I have read sometimes that you should not weigh yourself too often. I can see why, for a few reasons. It seems easy to become obsessed with the number on the scale, and that number is not a good indicator of progress. It is also easy to lose sight of your progress when you are seeing extremely small changes day-to-day. I consider myself generally capable of rational and abstract thought, but one of my charts has shown that my perception of my weight loss and plateauing is not really accurate.
If I weigh myself every day (which I do), I see numbers like this over the span of a week (not my real weight): 191.8; 191.1; 191.6; 191.6; 191.4; 190.6; 191.2. I look at these numbers and I think to myself, "I have been hovering around 191 all week." Day to day, and even week to week, I don't feel like I'm making much progress when I look at those numbers on the scale in the morning. Now, I don't tend to get too discouraged as I don't put a lot of stock in the scale number and I don't expect pounds to fly off me at the speed of light, but I do still check in to make sure I'm making the right decisions in regards to my calories consumed/spent over a longer term.
The graph that surprised me, however, was the one that took my average weight each week and compared it to the average weight of the week before. I am almost always down 1.2 pounds. I found this surprising! I think taking a daily weight and using a weekly average is good for me as my weight on any given day fluctuates quite a bit. If I looked at, for example, my weight every Monday, my weight loss per week ranges between 0 and 3 pounds from week to week, which doesn't reflect the reality of my weight loss.

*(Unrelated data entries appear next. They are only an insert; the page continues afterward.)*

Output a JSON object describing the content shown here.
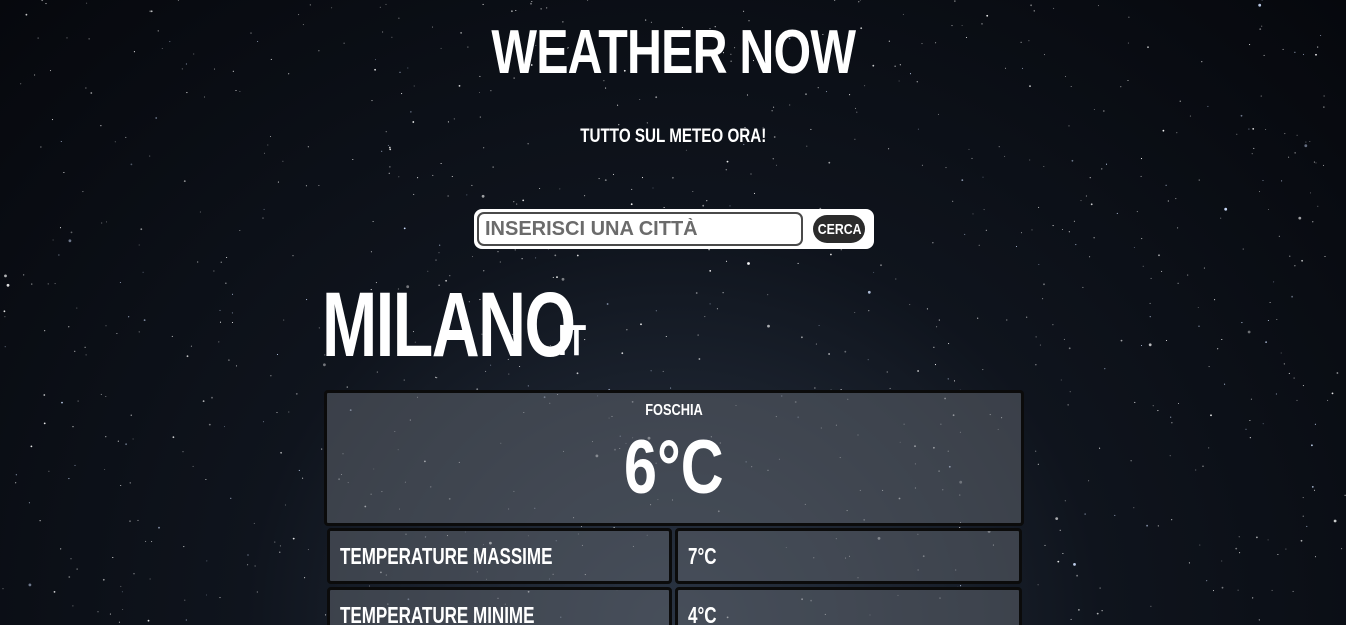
{
  "header": {
    "title": "WEATHER NOW",
    "subtitle": "TUTTO SUL METEO ORA!"
  },
  "search": {
    "placeholder": "INSERISCI UNA CITTÀ",
    "value": "",
    "button_label": "CERCA"
  },
  "location": {
    "city": "MILANO",
    "country": "IT"
  },
  "current": {
    "condition": "FOSCHIA",
    "temperature": "6°C"
  },
  "details": [
    {
      "label": "TEMPERATURE MASSIME",
      "value": "7°C"
    },
    {
      "label": "TEMPERATURE MINIME",
      "value": "4°C"
    }
  ]
}
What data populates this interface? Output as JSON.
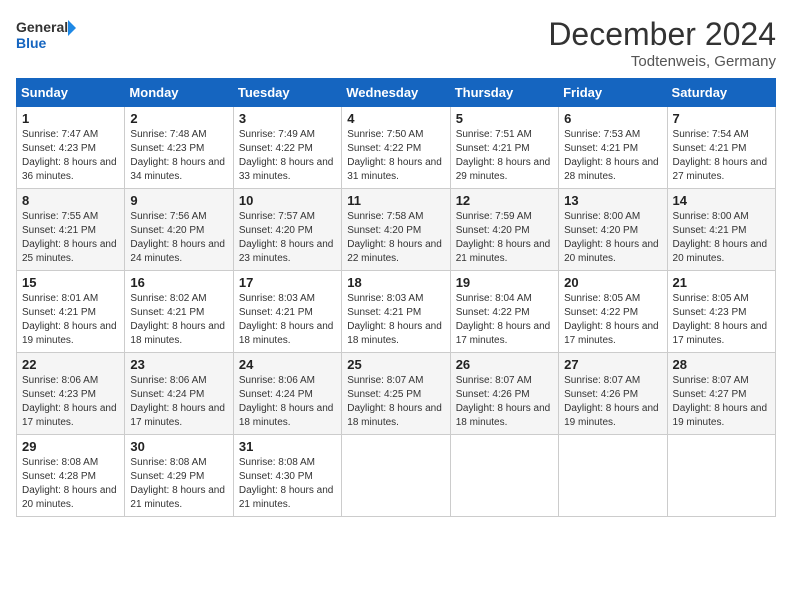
{
  "logo": {
    "line1": "General",
    "line2": "Blue"
  },
  "header": {
    "month": "December 2024",
    "location": "Todtenweis, Germany"
  },
  "weekdays": [
    "Sunday",
    "Monday",
    "Tuesday",
    "Wednesday",
    "Thursday",
    "Friday",
    "Saturday"
  ],
  "weeks": [
    [
      {
        "day": "1",
        "sunrise": "7:47 AM",
        "sunset": "4:23 PM",
        "daylight": "8 hours and 36 minutes."
      },
      {
        "day": "2",
        "sunrise": "7:48 AM",
        "sunset": "4:23 PM",
        "daylight": "8 hours and 34 minutes."
      },
      {
        "day": "3",
        "sunrise": "7:49 AM",
        "sunset": "4:22 PM",
        "daylight": "8 hours and 33 minutes."
      },
      {
        "day": "4",
        "sunrise": "7:50 AM",
        "sunset": "4:22 PM",
        "daylight": "8 hours and 31 minutes."
      },
      {
        "day": "5",
        "sunrise": "7:51 AM",
        "sunset": "4:21 PM",
        "daylight": "8 hours and 29 minutes."
      },
      {
        "day": "6",
        "sunrise": "7:53 AM",
        "sunset": "4:21 PM",
        "daylight": "8 hours and 28 minutes."
      },
      {
        "day": "7",
        "sunrise": "7:54 AM",
        "sunset": "4:21 PM",
        "daylight": "8 hours and 27 minutes."
      }
    ],
    [
      {
        "day": "8",
        "sunrise": "7:55 AM",
        "sunset": "4:21 PM",
        "daylight": "8 hours and 25 minutes."
      },
      {
        "day": "9",
        "sunrise": "7:56 AM",
        "sunset": "4:20 PM",
        "daylight": "8 hours and 24 minutes."
      },
      {
        "day": "10",
        "sunrise": "7:57 AM",
        "sunset": "4:20 PM",
        "daylight": "8 hours and 23 minutes."
      },
      {
        "day": "11",
        "sunrise": "7:58 AM",
        "sunset": "4:20 PM",
        "daylight": "8 hours and 22 minutes."
      },
      {
        "day": "12",
        "sunrise": "7:59 AM",
        "sunset": "4:20 PM",
        "daylight": "8 hours and 21 minutes."
      },
      {
        "day": "13",
        "sunrise": "8:00 AM",
        "sunset": "4:20 PM",
        "daylight": "8 hours and 20 minutes."
      },
      {
        "day": "14",
        "sunrise": "8:00 AM",
        "sunset": "4:21 PM",
        "daylight": "8 hours and 20 minutes."
      }
    ],
    [
      {
        "day": "15",
        "sunrise": "8:01 AM",
        "sunset": "4:21 PM",
        "daylight": "8 hours and 19 minutes."
      },
      {
        "day": "16",
        "sunrise": "8:02 AM",
        "sunset": "4:21 PM",
        "daylight": "8 hours and 18 minutes."
      },
      {
        "day": "17",
        "sunrise": "8:03 AM",
        "sunset": "4:21 PM",
        "daylight": "8 hours and 18 minutes."
      },
      {
        "day": "18",
        "sunrise": "8:03 AM",
        "sunset": "4:21 PM",
        "daylight": "8 hours and 18 minutes."
      },
      {
        "day": "19",
        "sunrise": "8:04 AM",
        "sunset": "4:22 PM",
        "daylight": "8 hours and 17 minutes."
      },
      {
        "day": "20",
        "sunrise": "8:05 AM",
        "sunset": "4:22 PM",
        "daylight": "8 hours and 17 minutes."
      },
      {
        "day": "21",
        "sunrise": "8:05 AM",
        "sunset": "4:23 PM",
        "daylight": "8 hours and 17 minutes."
      }
    ],
    [
      {
        "day": "22",
        "sunrise": "8:06 AM",
        "sunset": "4:23 PM",
        "daylight": "8 hours and 17 minutes."
      },
      {
        "day": "23",
        "sunrise": "8:06 AM",
        "sunset": "4:24 PM",
        "daylight": "8 hours and 17 minutes."
      },
      {
        "day": "24",
        "sunrise": "8:06 AM",
        "sunset": "4:24 PM",
        "daylight": "8 hours and 18 minutes."
      },
      {
        "day": "25",
        "sunrise": "8:07 AM",
        "sunset": "4:25 PM",
        "daylight": "8 hours and 18 minutes."
      },
      {
        "day": "26",
        "sunrise": "8:07 AM",
        "sunset": "4:26 PM",
        "daylight": "8 hours and 18 minutes."
      },
      {
        "day": "27",
        "sunrise": "8:07 AM",
        "sunset": "4:26 PM",
        "daylight": "8 hours and 19 minutes."
      },
      {
        "day": "28",
        "sunrise": "8:07 AM",
        "sunset": "4:27 PM",
        "daylight": "8 hours and 19 minutes."
      }
    ],
    [
      {
        "day": "29",
        "sunrise": "8:08 AM",
        "sunset": "4:28 PM",
        "daylight": "8 hours and 20 minutes."
      },
      {
        "day": "30",
        "sunrise": "8:08 AM",
        "sunset": "4:29 PM",
        "daylight": "8 hours and 21 minutes."
      },
      {
        "day": "31",
        "sunrise": "8:08 AM",
        "sunset": "4:30 PM",
        "daylight": "8 hours and 21 minutes."
      },
      null,
      null,
      null,
      null
    ]
  ],
  "labels": {
    "sunrise_prefix": "Sunrise: ",
    "sunset_prefix": "Sunset: ",
    "daylight_prefix": "Daylight: "
  }
}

Is my idea that I am in control of this obsession also flawed? I hope not! I believe that as long as I am looking forward to plotting the numbers and finding patterns, rather than being anxious or disappointed, it is ok. I am keeping in line with my SparkPeople fitness plan (for the most part!) and am not obsessing about making the scale number go down. I'm just obsessing about new ways to think about and chart it! It's a nice side-benefit to the many other learning experiences I'm having about my body and my health.